José de San Martín was born in Yapeyu, Argentina, in the province of Corrientes, on 25 February 1778. At the age of 8, San Martín was sent to Spain for education, where would meet and befriend Chilean Bernardo O’Higgins. O’Higgins would later become a fellow Libertador in the revolution of South America against Spanish rule. San Martín joined the Spanish army in 1791. Following a brief service in the Spanish resistance against Napoleon and the French invasion, San Martín returned to Buenos Aires, Argentina in 1812.
San Martín’s military status was recognized by the independent government of Buenos Aires, known as the Primer Triunvirato, and he was given the title of Chief Colonel. Ironically, under the charge of the Primer Triunvirato, San Martín would draw upon his military training in Spain to organize a cavalry regiment with the aim of liberating South America from Spanish rule. This cavalry would come to be known as the Grenaderos a Caballo, or Mounted Grenadiers.
On 3 February 1813, the Mounted Grenadiers fought and won their first battle against the Spanish in San Lorenzo. San Martín and his victorious troops traveled north, intending to cross the high Andes into Lima, Perú, which was the stronghold of Spanish forces. However, San Martín realized that he would be unable to safely reach Perú by way of the Peruvian high Andes. He decided to head south to Mendoza, Argentina, where he would cross the Andes into Chile. This way, he could liberate Chile along the way, and reach Perú by sea.
In Mendoza, San Martín and his troops amassed a supply of provisions through the contributions of nearby townspeople. With his newly dubbed Army of the Andes, he began the crossing of the Andes into Chile on 5 January 1817. On 12 February 1817, only days after crossing the Andes, the Army of the Andes fought and won the battle of Chacabuco. It was at this time that San Martín would be given the title, Knight of the Andes.
After the battle of Chacabuco, San Martín triumphantly entered Santiago, Chile, where the town council named him governor of Chile. San Martín declined this honor, and his long time Chilean friend Bernardo O’Higgins took over political power in his stead. Subsequent battles ensued between the Spanish and the now united Chilean-Argentine forces. On 5 April 1818, in the battle of Maipú, the Spanish were defeated and Chile was no longer under Spanish rule.
With confiscated Spanish ships, and others bought from the United States and England, the Chilean Navy was created and overtook the remaining Spanish ships blocking Valparaíso. Chile soon dominated the Pacific, annihilating the last Spanish expedition ship toward the end of 1818. Once Chile had control of the Pacific, preparations began for the journey to Perú.
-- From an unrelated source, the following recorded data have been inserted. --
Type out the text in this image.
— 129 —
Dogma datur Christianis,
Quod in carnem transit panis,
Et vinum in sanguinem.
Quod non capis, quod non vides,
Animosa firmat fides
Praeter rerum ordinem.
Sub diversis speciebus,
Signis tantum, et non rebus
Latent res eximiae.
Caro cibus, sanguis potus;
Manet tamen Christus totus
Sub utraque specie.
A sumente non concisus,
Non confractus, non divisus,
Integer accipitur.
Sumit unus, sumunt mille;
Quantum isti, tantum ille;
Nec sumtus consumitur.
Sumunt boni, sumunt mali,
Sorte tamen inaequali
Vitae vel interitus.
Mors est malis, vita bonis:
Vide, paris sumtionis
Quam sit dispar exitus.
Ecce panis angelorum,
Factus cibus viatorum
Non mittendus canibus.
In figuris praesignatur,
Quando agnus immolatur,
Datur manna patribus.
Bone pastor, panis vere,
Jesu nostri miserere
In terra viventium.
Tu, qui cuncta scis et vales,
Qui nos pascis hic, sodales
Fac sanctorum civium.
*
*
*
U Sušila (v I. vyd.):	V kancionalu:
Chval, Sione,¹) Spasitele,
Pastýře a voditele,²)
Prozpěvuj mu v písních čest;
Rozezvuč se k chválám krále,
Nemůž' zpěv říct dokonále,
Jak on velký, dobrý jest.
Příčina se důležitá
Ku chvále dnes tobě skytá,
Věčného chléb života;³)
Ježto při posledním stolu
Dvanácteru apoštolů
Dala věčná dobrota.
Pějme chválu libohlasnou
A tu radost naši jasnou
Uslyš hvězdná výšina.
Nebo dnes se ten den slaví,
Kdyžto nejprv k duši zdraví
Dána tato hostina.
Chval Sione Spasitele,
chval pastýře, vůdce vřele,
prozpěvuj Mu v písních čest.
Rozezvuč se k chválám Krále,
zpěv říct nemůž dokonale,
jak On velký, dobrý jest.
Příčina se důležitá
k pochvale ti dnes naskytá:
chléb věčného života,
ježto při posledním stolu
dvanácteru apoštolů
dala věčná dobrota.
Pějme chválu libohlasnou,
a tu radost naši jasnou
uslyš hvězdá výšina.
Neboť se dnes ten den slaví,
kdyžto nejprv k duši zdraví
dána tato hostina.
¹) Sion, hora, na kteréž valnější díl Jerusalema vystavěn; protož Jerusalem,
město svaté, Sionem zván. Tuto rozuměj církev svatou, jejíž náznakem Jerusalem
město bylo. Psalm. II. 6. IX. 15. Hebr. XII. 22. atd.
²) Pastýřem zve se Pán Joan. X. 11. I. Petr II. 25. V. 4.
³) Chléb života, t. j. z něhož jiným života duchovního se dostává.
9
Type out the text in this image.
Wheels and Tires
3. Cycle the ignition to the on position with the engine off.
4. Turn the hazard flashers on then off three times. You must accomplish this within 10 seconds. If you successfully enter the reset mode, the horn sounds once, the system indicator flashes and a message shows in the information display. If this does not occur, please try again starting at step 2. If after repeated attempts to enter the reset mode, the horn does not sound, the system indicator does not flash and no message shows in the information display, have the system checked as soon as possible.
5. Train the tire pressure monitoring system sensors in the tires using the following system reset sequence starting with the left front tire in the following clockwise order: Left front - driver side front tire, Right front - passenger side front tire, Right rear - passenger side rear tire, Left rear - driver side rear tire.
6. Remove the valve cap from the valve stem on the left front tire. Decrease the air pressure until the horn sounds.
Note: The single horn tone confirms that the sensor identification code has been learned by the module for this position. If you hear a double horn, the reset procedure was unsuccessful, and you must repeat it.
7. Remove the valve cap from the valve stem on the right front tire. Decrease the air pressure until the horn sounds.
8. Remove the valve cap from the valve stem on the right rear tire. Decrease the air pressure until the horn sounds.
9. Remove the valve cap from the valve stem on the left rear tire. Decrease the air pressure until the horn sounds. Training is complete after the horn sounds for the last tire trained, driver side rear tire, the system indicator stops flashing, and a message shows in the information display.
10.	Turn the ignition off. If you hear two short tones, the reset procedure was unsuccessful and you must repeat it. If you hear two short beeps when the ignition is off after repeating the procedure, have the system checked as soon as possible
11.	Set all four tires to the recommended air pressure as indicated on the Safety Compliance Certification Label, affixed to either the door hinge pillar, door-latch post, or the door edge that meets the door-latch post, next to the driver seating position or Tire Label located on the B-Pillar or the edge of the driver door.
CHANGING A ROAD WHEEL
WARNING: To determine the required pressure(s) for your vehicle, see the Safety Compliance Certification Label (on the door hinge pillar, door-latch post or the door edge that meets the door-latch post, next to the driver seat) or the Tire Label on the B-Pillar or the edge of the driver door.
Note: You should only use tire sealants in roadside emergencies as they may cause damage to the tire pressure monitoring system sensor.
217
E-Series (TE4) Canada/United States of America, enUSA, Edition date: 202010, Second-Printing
San Martín sailed for Perú from Valparaíso, Chile on 20 August 1820.
Shortly after reaching Perú, San Martín besieged Lima, and liberated it from Spanish control. Subsequent victories occurred in the north of Perú, and in Trujillo, the red and white flag of Perú was raised. The Spanish viceroy in Lima was overthrown and a new Peruvian government began to establish itself. From Lima, San Martín wrote to his friend Bernardo O’Higgins, saying that with the liberation of Perú, he foresaw the end of his public life. On 28 July 1821, San Martín addressed the Peruvians from the main plaza in Lima, declaring Perú free and independent, and gaining the title of Protector del Perú.
In 1822 San Martín met with Simón Bolivar for a private discussion about the future of the now free South America. Following this meeting, San Martín’s military career slowed and came to an end, just as he had predicted. He returned to Argentina, but after the death of his wife, moved to Europe with his young daughter. There he spent the rest of his life, returning only once to South America before his death. José de San Martín died in France, on 17 August 1850, at the age of 72.